Of those aged 50, the annual mortality rate is about 300/100,000. By the age of 60 this has increased to about 800/100,000 and then increases sharply to around 25,000/100,000 by 90 and encompasses virtually everybody by the age of 100. (There are currently about 300,000 people world-wide who are 100 years old and a handful who have reached 115 years old). On average women live around 4 -5 years longer than men.
Defining “peers” to be those of a similar age, I assume that most people probably reach a maximum number of peer-acquaintances at a little over the age of 50. In my own case I would guess that this was probably when I was around 55.
An increasing mortality then applies to a dwindling cohort of peer-acquaintances. The longer one survives the faster one’s peer-acquaintances shrivel.
Setting peer-acquaintances to be 100% at 50 (and ignoring accretion of new peer acquaintances), their number has dropped to around 80% at 70, and have halved by the time one has reached 80. At our 50th school graduation anniversary when we were all around 65, around 10% of our classmates had passed away. By the age of 90, peer-acquaintances have dwindled to less than 10% of those who were alive at 50. Those who live to 95 have virtually no acquaintances of their own age left alive.

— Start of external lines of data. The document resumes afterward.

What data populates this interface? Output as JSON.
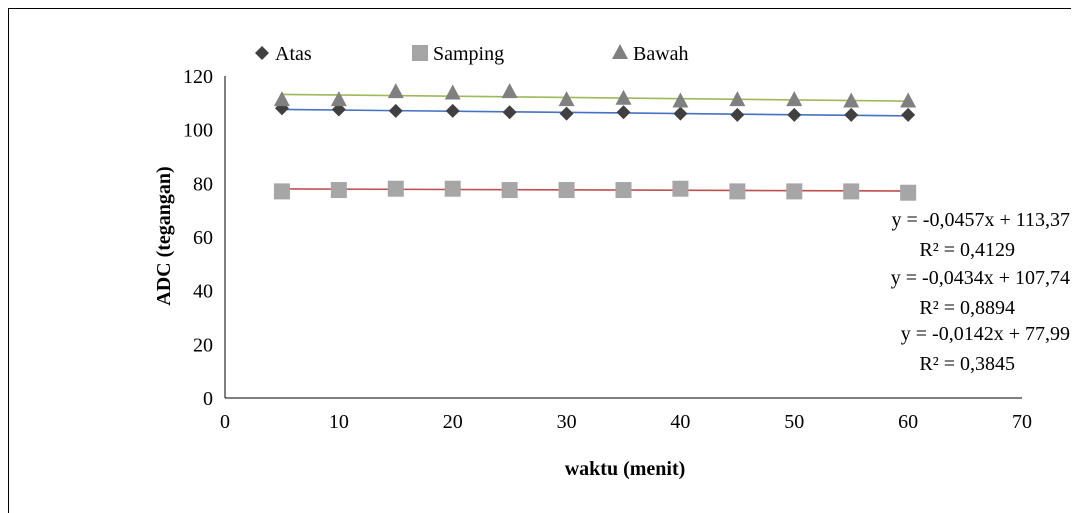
{
  "chart_data": {
    "type": "scatter",
    "xlabel": "waktu (menit)",
    "ylabel": "ADC (tegangan)",
    "xlim": [
      0,
      70
    ],
    "ylim": [
      0,
      120
    ],
    "xticks": [
      0,
      10,
      20,
      30,
      40,
      50,
      60,
      70
    ],
    "yticks": [
      0,
      20,
      40,
      60,
      80,
      100,
      120
    ],
    "grid": false,
    "legend_position": "top",
    "x": [
      5,
      10,
      15,
      20,
      25,
      30,
      35,
      40,
      45,
      50,
      55,
      60
    ],
    "series": [
      {
        "name": "Atas",
        "marker": "diamond",
        "marker_color": "#404040",
        "trend_color": "#4472C4",
        "values": [
          108,
          107.5,
          107,
          107,
          106.5,
          106,
          106.5,
          106,
          105.5,
          105.5,
          105.5,
          105.5
        ],
        "trendline": {
          "slope": -0.0434,
          "intercept": 107.74
        },
        "equation": "y = -0,0434x + 107,74",
        "r2": "R² = 0,8894"
      },
      {
        "name": "Samping",
        "marker": "square",
        "marker_color": "#A6A6A6",
        "trend_color": "#C0504D",
        "values": [
          77,
          77.5,
          78,
          78,
          77.5,
          77.5,
          77.5,
          78,
          77,
          77,
          77,
          76.5
        ],
        "trendline": {
          "slope": -0.0142,
          "intercept": 77.99
        },
        "equation": "y = -0,0142x + 77,99",
        "r2": "R² = 0,3845"
      },
      {
        "name": "Bawah",
        "marker": "triangle",
        "marker_color": "#808080",
        "trend_color": "#9BBB59",
        "values": [
          111,
          111,
          114,
          113.5,
          114,
          111,
          111.5,
          110.5,
          111,
          111,
          110.5,
          110.5
        ],
        "trendline": {
          "slope": -0.0457,
          "intercept": 113.37
        },
        "equation": "y = -0,0457x + 113,37",
        "r2": "R² = 0,4129"
      }
    ]
  }
}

For those who survive to 80, half their peers have died by then. Loneliness is I think governed, not by the number of people surrounding you, but the number of peers one can communicate with. It is a cliche of course, but the longer you survive the dwindling number of your peers ensures the increase of your loneliness. If loneliness is inversely proportional to the number of peer acquaintances, then between 70 and 90 loneliness increases by a factor of 8.